Is the Risk of Alzheimer’s and Dementia Declining? Evidence From Around the World

Saturday, February 13, 2016: 10:00 AM-11:30 AM
Marriott Balcony A (Marriott Wardman Park)
The number of older adults with dementia will increase around the world as the population ages in the decades ahead. Approximately 4.2 million adults in the United States currently have dementia, and the economic cost attributed to their care is nearly $200 billion per year. Worldwide, an estimated 44.3 million people have dementia, at a total cost of $604 billion per year. Worldwide prevalence is expected to triple to 135.5 million by 2050 if dementia prevalence rates remain constant.
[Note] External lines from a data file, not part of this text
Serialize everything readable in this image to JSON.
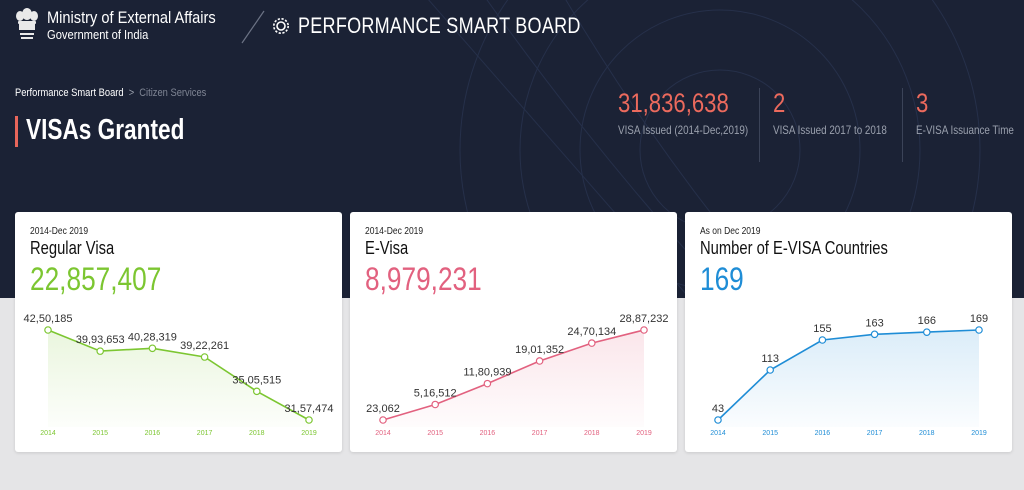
{
  "header": {
    "ministry_line1": "Ministry of External Affairs",
    "ministry_line2": "Government of India",
    "board_title": "PERFORMANCE SMART BOARD"
  },
  "breadcrumb": {
    "home": "Performance Smart Board",
    "separator": ">",
    "current": "Citizen Services"
  },
  "page_title": "VISAs Granted",
  "stats": [
    {
      "value": "31,836,638",
      "label": "VISA Issued (2014-Dec,2019)"
    },
    {
      "value": "2",
      "label": "VISA Issued 2017 to 2018"
    },
    {
      "value": "3",
      "label": "E-VISA Issuance Time"
    }
  ],
  "colors": {
    "hero_bg": "#1b2235",
    "accent_red": "#ec6a5d",
    "green": "#7cc631",
    "pink": "#e2617f",
    "blue": "#1f8dd6"
  },
  "cards": [
    {
      "subtitle": "2014-Dec 2019",
      "title": "Regular Visa",
      "value": "22,857,407",
      "color": "#7cc631"
    },
    {
      "subtitle": "2014-Dec 2019",
      "title": "E-Visa",
      "value": "8,979,231",
      "color": "#e2617f"
    },
    {
      "subtitle": "As on Dec 2019",
      "title": "Number of E-VISA Countries",
      "value": "169",
      "color": "#1f8dd6"
    }
  ],
  "chart_data": [
    {
      "type": "area",
      "title": "Regular Visa",
      "categories": [
        "2014",
        "2015",
        "2016",
        "2017",
        "2018",
        "2019"
      ],
      "values": [
        4250185,
        3993653,
        4028319,
        3922261,
        3505515,
        3157474
      ],
      "labels": [
        "42,50,185",
        "39,93,653",
        "40,28,319",
        "39,22,261",
        "35,05,515",
        "31,57,474"
      ],
      "color": "#7cc631"
    },
    {
      "type": "area",
      "title": "E-Visa",
      "categories": [
        "2014",
        "2015",
        "2016",
        "2017",
        "2018",
        "2019"
      ],
      "values": [
        23062,
        516512,
        1180939,
        1901352,
        2470134,
        2887232
      ],
      "labels": [
        "23,062",
        "5,16,512",
        "11,80,939",
        "19,01,352",
        "24,70,134",
        "28,87,232"
      ],
      "color": "#e2617f"
    },
    {
      "type": "area",
      "title": "Number of E-VISA Countries",
      "categories": [
        "2014",
        "2015",
        "2016",
        "2017",
        "2018",
        "2019"
      ],
      "values": [
        43,
        113,
        155,
        163,
        166,
        169
      ],
      "labels": [
        "43",
        "113",
        "155",
        "163",
        "166",
        "169"
      ],
      "color": "#1f8dd6"
    }
  ]
}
However, multiple recent population-based studies of dementia incidence or prevalence in the United States, England, Netherlands, Sweden, and Denmark suggest that the age-specific risk of dementia may actually be declining in high-income countries, which could help moderate the expected increase in dementia cases accompanying the growing number of older adults. A number of factors, especially rising levels of education and more aggressive treatment of key cardiovascular risk factors, are believed to be driving this trend toward declining dementia risk. Whether this trend will continue in the face of rising world-wide levels of obesity and diabetes, and whether similar trends are also occurring in low- and middle-income countries, are key unanswered questions with enormous implications for the extent of future impacts of Alzheimer’s disease and dementia on patients, families, and societies.